When Dylan’s Nobel was announced, a number of commentators claimed Cohen would have been a more appropriate choice. One can see why.

Cohen’s long career has shown him to be a master songwriter, producing wry, literate and melancholy lyrics for 50 years. He also began in the literary field, producing four collections of poems and two novels before his debut album, The Songs of Leonard Cohen, in 1967.

In fact, Cohen’s literary career made him an unlikely success in the music scene of the late 1960s, as did other factors. He had an haute-bourgeois background (being the son of a well-off, well-connected Jewish business family in Montreal); he had wanted as a child to attend a military school; and he had a BA from McGill, and had begun a higher degree at Columbia (the university, not the record label).

Most of all, he was not young.

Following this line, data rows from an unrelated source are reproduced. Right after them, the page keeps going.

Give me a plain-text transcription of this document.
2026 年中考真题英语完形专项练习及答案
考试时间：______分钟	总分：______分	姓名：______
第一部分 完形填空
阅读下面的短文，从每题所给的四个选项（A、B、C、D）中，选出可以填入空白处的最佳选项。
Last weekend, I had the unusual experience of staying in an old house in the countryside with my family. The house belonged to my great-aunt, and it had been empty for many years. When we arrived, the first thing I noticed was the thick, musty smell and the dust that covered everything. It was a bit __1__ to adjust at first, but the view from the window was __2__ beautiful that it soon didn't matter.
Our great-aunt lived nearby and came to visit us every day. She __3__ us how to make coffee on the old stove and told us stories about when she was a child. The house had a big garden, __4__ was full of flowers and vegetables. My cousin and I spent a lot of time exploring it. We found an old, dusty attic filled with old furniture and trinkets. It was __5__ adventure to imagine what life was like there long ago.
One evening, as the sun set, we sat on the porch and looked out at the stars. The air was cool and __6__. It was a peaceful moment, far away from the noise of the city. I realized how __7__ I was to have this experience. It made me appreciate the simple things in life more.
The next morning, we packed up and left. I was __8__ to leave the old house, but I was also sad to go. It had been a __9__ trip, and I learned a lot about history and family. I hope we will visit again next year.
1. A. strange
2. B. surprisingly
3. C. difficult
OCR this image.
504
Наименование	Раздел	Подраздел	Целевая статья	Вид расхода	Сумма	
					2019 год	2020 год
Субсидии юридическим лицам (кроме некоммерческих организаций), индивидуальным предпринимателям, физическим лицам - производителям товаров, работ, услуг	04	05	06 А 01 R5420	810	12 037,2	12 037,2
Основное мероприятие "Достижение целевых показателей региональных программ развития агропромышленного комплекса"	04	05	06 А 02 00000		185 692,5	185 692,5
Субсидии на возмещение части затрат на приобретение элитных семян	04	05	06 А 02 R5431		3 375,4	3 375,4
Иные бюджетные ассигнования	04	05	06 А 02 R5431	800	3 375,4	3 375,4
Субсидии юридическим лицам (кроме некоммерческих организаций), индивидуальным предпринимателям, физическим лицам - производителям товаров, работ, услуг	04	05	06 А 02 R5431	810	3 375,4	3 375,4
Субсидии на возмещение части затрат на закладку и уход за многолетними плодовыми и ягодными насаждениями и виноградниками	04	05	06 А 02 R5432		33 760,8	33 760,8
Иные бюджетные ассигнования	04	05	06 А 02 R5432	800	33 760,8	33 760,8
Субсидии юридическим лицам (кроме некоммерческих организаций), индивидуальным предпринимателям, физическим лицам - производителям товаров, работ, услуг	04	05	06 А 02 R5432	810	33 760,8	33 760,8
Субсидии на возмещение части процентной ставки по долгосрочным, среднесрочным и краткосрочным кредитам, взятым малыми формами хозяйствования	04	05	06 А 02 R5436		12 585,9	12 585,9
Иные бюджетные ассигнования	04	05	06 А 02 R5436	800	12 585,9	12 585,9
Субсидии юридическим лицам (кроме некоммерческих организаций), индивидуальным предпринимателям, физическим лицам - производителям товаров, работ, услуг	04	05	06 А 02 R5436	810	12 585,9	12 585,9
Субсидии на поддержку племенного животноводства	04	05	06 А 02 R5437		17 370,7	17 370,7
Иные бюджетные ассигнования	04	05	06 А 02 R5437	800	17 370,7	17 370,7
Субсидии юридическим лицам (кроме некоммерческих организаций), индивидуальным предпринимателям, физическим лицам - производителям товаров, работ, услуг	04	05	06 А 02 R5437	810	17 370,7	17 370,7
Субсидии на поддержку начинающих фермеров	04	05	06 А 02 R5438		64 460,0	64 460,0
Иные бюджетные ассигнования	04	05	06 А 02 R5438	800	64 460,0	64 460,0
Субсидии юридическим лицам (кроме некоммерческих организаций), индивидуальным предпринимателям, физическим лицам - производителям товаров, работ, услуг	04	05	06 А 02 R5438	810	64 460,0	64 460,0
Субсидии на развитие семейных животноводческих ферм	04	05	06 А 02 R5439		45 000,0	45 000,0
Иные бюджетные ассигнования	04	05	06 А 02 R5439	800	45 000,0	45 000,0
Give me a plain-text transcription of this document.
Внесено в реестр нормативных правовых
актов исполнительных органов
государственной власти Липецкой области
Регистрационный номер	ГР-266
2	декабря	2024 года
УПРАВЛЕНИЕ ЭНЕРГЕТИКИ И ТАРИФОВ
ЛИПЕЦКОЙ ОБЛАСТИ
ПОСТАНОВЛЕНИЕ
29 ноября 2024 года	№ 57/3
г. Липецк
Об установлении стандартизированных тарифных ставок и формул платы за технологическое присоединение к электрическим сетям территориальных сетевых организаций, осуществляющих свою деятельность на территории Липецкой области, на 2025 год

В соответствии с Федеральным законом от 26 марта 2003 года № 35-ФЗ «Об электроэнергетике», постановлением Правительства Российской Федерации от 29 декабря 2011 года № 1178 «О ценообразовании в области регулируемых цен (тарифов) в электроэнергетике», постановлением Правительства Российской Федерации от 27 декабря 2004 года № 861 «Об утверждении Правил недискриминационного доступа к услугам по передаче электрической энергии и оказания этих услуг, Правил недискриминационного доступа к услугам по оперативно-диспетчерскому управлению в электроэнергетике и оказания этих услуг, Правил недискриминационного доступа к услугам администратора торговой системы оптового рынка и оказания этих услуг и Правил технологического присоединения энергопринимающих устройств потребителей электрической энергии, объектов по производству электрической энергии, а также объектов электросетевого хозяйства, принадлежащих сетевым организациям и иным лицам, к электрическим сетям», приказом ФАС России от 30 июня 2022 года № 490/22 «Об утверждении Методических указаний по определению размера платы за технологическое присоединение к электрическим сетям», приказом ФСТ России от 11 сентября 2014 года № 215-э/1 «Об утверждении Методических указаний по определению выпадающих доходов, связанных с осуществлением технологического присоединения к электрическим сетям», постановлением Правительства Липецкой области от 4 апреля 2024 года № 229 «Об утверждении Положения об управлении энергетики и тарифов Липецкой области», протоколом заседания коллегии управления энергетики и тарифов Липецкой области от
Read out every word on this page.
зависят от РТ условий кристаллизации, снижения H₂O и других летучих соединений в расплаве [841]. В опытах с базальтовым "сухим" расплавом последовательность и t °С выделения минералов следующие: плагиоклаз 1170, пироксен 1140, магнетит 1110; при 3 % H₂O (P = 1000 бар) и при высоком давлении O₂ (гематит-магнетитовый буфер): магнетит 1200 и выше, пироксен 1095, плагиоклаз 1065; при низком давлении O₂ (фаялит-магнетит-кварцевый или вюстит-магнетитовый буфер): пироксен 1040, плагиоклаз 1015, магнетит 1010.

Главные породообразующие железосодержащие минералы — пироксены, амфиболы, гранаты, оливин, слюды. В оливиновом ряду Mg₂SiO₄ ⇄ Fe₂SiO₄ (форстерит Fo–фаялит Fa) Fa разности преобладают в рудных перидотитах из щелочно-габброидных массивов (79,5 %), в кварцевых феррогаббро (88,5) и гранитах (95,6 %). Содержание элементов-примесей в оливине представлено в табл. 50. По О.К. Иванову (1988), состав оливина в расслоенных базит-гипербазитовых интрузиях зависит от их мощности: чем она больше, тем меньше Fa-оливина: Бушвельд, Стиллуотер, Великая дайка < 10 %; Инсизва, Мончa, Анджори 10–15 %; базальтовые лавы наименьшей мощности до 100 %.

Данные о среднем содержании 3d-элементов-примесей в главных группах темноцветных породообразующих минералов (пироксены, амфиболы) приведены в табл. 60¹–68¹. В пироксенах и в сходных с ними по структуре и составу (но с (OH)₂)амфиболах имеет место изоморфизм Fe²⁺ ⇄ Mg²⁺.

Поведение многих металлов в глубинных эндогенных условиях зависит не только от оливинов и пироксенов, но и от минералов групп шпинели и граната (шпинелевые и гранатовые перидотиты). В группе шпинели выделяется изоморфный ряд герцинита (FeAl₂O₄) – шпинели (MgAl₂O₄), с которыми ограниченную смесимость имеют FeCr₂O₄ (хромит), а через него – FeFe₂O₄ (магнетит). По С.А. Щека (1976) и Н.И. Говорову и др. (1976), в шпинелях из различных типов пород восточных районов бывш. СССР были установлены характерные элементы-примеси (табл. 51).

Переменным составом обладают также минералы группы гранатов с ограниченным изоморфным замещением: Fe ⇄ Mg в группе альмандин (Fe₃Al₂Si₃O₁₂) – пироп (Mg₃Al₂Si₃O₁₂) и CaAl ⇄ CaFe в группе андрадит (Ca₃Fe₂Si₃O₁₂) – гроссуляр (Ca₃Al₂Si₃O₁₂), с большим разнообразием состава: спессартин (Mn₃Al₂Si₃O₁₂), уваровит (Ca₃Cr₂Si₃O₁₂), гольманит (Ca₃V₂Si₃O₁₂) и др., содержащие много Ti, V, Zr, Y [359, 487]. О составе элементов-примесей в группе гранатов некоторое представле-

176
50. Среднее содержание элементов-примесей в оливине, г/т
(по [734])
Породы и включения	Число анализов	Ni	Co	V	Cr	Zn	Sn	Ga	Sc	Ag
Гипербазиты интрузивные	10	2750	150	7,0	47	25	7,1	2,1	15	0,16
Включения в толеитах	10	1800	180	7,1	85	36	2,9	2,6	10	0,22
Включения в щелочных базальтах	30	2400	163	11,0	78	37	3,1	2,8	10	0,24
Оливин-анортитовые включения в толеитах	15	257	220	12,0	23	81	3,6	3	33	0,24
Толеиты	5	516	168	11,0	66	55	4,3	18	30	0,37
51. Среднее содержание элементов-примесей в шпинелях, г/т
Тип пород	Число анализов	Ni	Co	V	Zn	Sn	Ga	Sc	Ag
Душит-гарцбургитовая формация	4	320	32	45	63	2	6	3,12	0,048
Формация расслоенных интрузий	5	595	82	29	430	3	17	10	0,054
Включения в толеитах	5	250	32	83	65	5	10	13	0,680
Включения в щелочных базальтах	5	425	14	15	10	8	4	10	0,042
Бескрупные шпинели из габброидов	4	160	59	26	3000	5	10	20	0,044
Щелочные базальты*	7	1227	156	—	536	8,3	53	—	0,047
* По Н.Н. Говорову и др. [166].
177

When Songs of Leonard Cohen was released, Cohen was 33, having spent the previous decade building, with mixed success, his literary reputation.

While Cohen continued sporadically to produce books after 1967, his musical career is what he is best known for. But there is a notable continuity between his poems and song lyrics.

The themes, tone and style of Cohen’s songs were already largely in place in his early poetry. His poems, like his songs, eschew complexity when it comes to form and word choice, and they focus – like the songs – on eroticism, death and loss, and redemption.

Cohen’s early albums, Songs of Leonard Cohen, Songs from a Room (1969), and Songs of Love and Hate (1970) – the latter arguably his most realised album – are no doubt the basis for the idea that he wrote depressing songs. However, while a melancholy tone can be found throughout his career, he is surprisingly mercurial.

In a number of his songs, there is self-mockery and a dark, dry sense of humour. This sense of humour is also seen in his surprisingly funny live persona, observable in two important documentaries: Ladies and Gentleman … Leonard Cohen (1965), and Tony Palmer’s more emotional Bird on a Wire (1972).

https://www.youtube.com/watch?v=80RUxqA7xxw

At a lyrical level, the note of self-mockery comes out in songs such as “Dress Rehearsal Rag” (from Songs of Love and Hate), in which the poet views himself in the following terms:

Just take a look at your body now,
There’s nothing much to save.
And a bitter voice in the mirror cries,
‘Hey, Prince, you need a shave.’

Outwardly, Cohen’s lyrics were more straightforward than Dylan’s (certainly the Dylan of the mid ’60s). Yet within his apparently simple words lies a profound sense of playfulness and enigma, apparent in the song that arguably became his most famous, “Hallelujah”.

A religious language was never far from the surface in Cohen’s songs, and one of the more unlikely developments in his long career was his becoming a Buddhist monk. So it is appropriate, then, that the abiding sense that comes from his songs and his style of singing is that of a cloistered voice coming out of the dark, offering words that bring together the spiritual and material worlds.

As detailed in the recent biography by Sylvie Simmons, I’m Your Man (2012), Cohen had a youthful interest in hypnotism. In his early teens he bought a book called 25 Lessons in Hypnotism: How to Become an Expert Operator. After success with animals, he hypnotised the family’s maid and told her to undress.

Unable to wake the naked woman from her trance, the young Cohen began to panic, fearing his mother’s imminent return. As Simmons notes, the mix of eroticism, impending doom, and loss is “exquisitely Leonard Cohenesque”. And as Simmons also suggests, his powers as a singer and performer have always been notably mesmeric.

This mesmeric sense is key to his musical and literary success. Famously, when he appeared at the 1970 Isle of Wight festival, Cohen transfixed and calmed his unruly audience of more than 600,000 with his down-beat songs and between-song patter.

To be mesmeric, one has to be consistent, and consistency was a key feature of Cohen’s career. Unlike Dylan, he didn’t try to reinvent himself, and while his musical accompaniment changed a little in terms of the technology used, it remained the same in spirit: simple, repetitive, and basically traditional accompaniment to his mesmerising baritone.

Thematically, too, Cohen was remarkably consistent, concerned repeatedly with love, mortality, loss, and redemption. And his skill for the memorable phrase was also a consistent feature, as seen in a line like “the rich have got their channels in the bedrooms of the poor”, from “Tower of Song” (I’m Your Man, 1988).

As a writer-musician, Cohen was a one-off. And in songs such as “Chelsea Hotel # 2”, “The Stranger Song”, “First We Take Manhattan” and countless others, he has left a remarkable legacy.

It is one that shows, perhaps more clearly than Dylan, that songwriting can indeed be a literary art.